I'm implementing a Dataflow pipeline that reads messages from Pubsub and writes TableRows into BigQuery (BQ) using Apache Beam SDK 2.0.0 for Java.
This is the related portion of code:
tableRowPCollection
.apply(BigQueryIO.writeTableRows().to(this.tableId)
.withCreateDisposition(BigQueryIO.Write.CreateDisposition.CREATE_NEVER)
.withWriteDisposition(BigQueryIO.Write.WriteDisposition.WRITE_APPEND));
This code generates a group of tasks under the hood in the Dataflow pipeline. One of these tasks is the GroupByKey. This task is accumulating elements in the pipeline as can be seen in this print screen: GBK elements accumulation image.
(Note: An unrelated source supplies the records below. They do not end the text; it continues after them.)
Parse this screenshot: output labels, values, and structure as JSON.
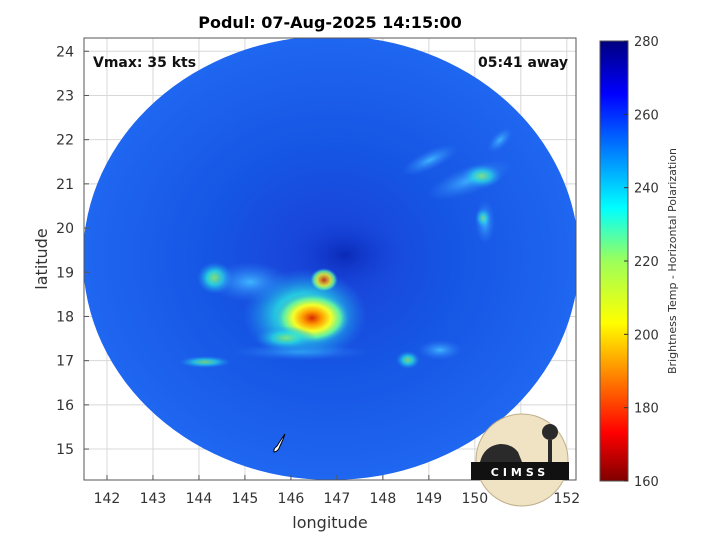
{
  "title": "Podul: 07-Aug-2025 14:15:00",
  "vmax_label": "Vmax: 35 kts",
  "time_away_label": "05:41 away",
  "logo_text": "CIMSS",
  "map": {
    "xlabel": "longitude",
    "ylabel": "latitude",
    "xlim": [
      141.5,
      152.2
    ],
    "ylim": [
      14.3,
      24.3
    ],
    "xticks": [
      "142",
      "143",
      "144",
      "145",
      "146",
      "147",
      "148",
      "149",
      "150",
      "151",
      "152"
    ],
    "yticks": [
      "15",
      "16",
      "17",
      "18",
      "19",
      "20",
      "21",
      "22",
      "23",
      "24"
    ],
    "swath_center": [
      146.85,
      19.2
    ],
    "grid": true
  },
  "colorbar": {
    "label": "Brightness Temp - Horizontal Polarization",
    "min": 160,
    "max": 280,
    "ticks": [
      "280",
      "260",
      "240",
      "220",
      "200",
      "180",
      "160"
    ],
    "colormap": "jet"
  },
  "colors": {
    "background_tb": "#1560e8",
    "cold_core": "#ff7a00",
    "frame": "#555555",
    "grid": "#d8d8d8"
  }
}
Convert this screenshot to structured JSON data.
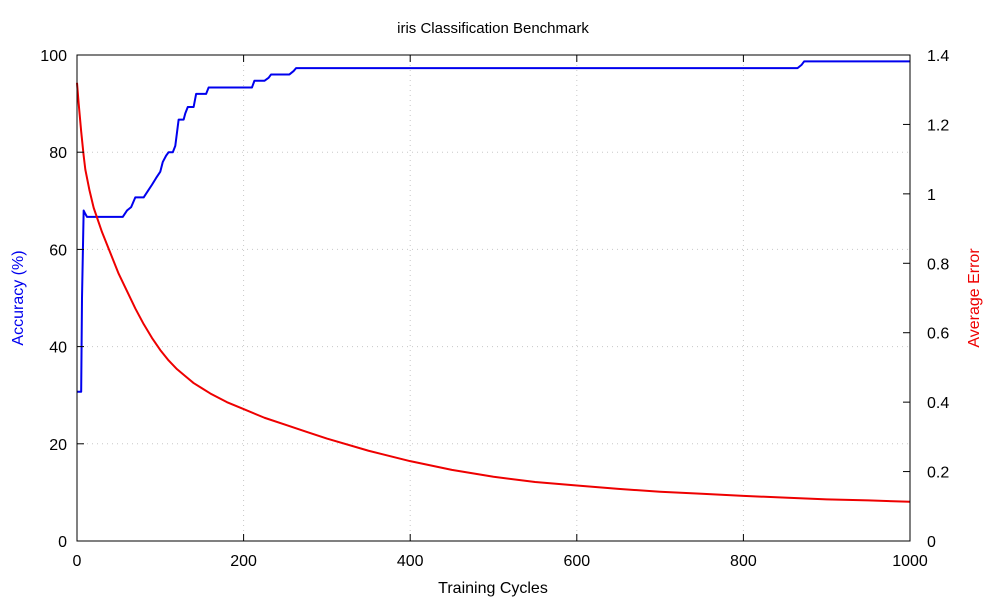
{
  "chart_data": {
    "type": "line",
    "title": "iris Classification Benchmark",
    "xlabel": "Training Cycles",
    "ylabel_left": "Accuracy (%)",
    "ylabel_right": "Average Error",
    "xlim": [
      0,
      1000
    ],
    "ylim_left": [
      0,
      100
    ],
    "ylim_right": [
      0,
      1.4
    ],
    "xticks": [
      0,
      200,
      400,
      600,
      800,
      1000
    ],
    "yticks_left": [
      0,
      20,
      40,
      60,
      80,
      100
    ],
    "yticks_right": [
      0,
      0.2,
      0.4,
      0.6,
      0.8,
      1,
      1.2,
      1.4
    ],
    "xtick_labels": [
      "0",
      "200",
      "400",
      "600",
      "800",
      "1000"
    ],
    "ytick_labels_left": [
      "0",
      "20",
      "40",
      "60",
      "80",
      "100"
    ],
    "ytick_labels_right": [
      "0",
      "0.2",
      "0.4",
      "0.6",
      "0.8",
      "1",
      "1.2",
      "1.4"
    ],
    "grid": true,
    "colors": {
      "accuracy": "#0000ee",
      "error": "#ee0000"
    },
    "series": [
      {
        "axis": "left",
        "color": "#0000ee",
        "x": [
          0,
          5,
          6,
          8,
          10,
          12,
          15,
          20,
          25,
          30,
          40,
          50,
          55,
          60,
          65,
          70,
          75,
          80,
          85,
          90,
          95,
          100,
          103,
          107,
          110,
          115,
          118,
          122,
          125,
          128,
          130,
          133,
          135,
          140,
          143,
          147,
          150,
          155,
          158,
          160,
          163,
          170,
          200,
          210,
          213,
          225,
          230,
          233,
          240,
          255,
          260,
          263,
          270,
          300,
          400,
          500,
          600,
          700,
          800,
          865,
          870,
          873,
          900,
          1000
        ],
        "y": [
          30.7,
          30.7,
          50,
          68,
          67.3,
          66.7,
          66.7,
          66.7,
          66.7,
          66.7,
          66.7,
          66.7,
          66.7,
          68,
          68.7,
          70.7,
          70.7,
          70.7,
          72,
          73.3,
          74.7,
          76,
          78,
          79.3,
          80,
          80,
          81.3,
          86.7,
          86.7,
          86.7,
          88,
          89.3,
          89.3,
          89.3,
          92,
          92,
          92,
          92,
          93.3,
          93.3,
          93.3,
          93.3,
          93.3,
          93.3,
          94.7,
          94.7,
          95.3,
          96,
          96,
          96,
          96.7,
          97.3,
          97.3,
          97.3,
          97.3,
          97.3,
          97.3,
          97.3,
          97.3,
          97.3,
          98,
          98.7,
          98.7,
          98.7
        ]
      },
      {
        "axis": "right",
        "color": "#ee0000",
        "x": [
          0,
          2,
          5,
          8,
          10,
          15,
          20,
          30,
          40,
          50,
          60,
          70,
          80,
          90,
          100,
          110,
          120,
          130,
          140,
          150,
          160,
          180,
          200,
          225,
          250,
          275,
          300,
          350,
          400,
          450,
          500,
          550,
          600,
          650,
          700,
          750,
          800,
          850,
          900,
          950,
          1000
        ],
        "y": [
          1.32,
          1.26,
          1.18,
          1.11,
          1.07,
          1.01,
          0.96,
          0.89,
          0.83,
          0.77,
          0.72,
          0.67,
          0.625,
          0.585,
          0.55,
          0.52,
          0.495,
          0.475,
          0.455,
          0.44,
          0.425,
          0.4,
          0.38,
          0.355,
          0.335,
          0.315,
          0.295,
          0.26,
          0.23,
          0.205,
          0.185,
          0.17,
          0.16,
          0.15,
          0.142,
          0.136,
          0.13,
          0.125,
          0.12,
          0.117,
          0.113
        ]
      }
    ]
  }
}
After reading the docs I suspect that this issue relates to the Window config. But I could not find a way of modifying the Window configuration since it is implicitly created by Window.Assign transform inside the Reshuffle task.
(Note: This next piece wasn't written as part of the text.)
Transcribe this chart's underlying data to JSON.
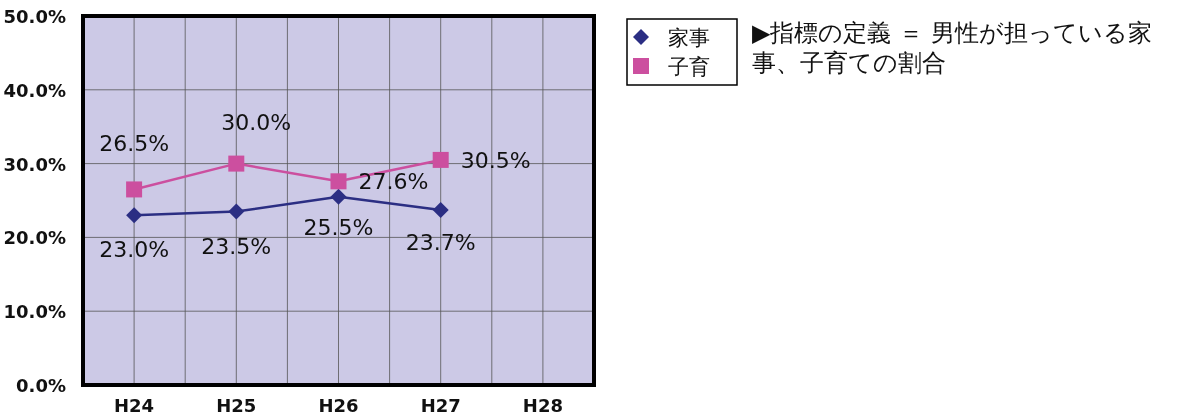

Is there a way of setting the window parameters and/or attaching triggers to this implicit Window or should I create my own DoFn that inserts a TableRow in BQ?
Thanks in advance!
[Update]
I left the pipeline running for a day approximately and after that the GroupByKey
subtask became faster and the number of elements coming in and coming out approximated to each other (sometimes were the same). Furthermore, I also noticed that the Watermark
got closer to the current date and was increasing faster. So the "issue" was solved.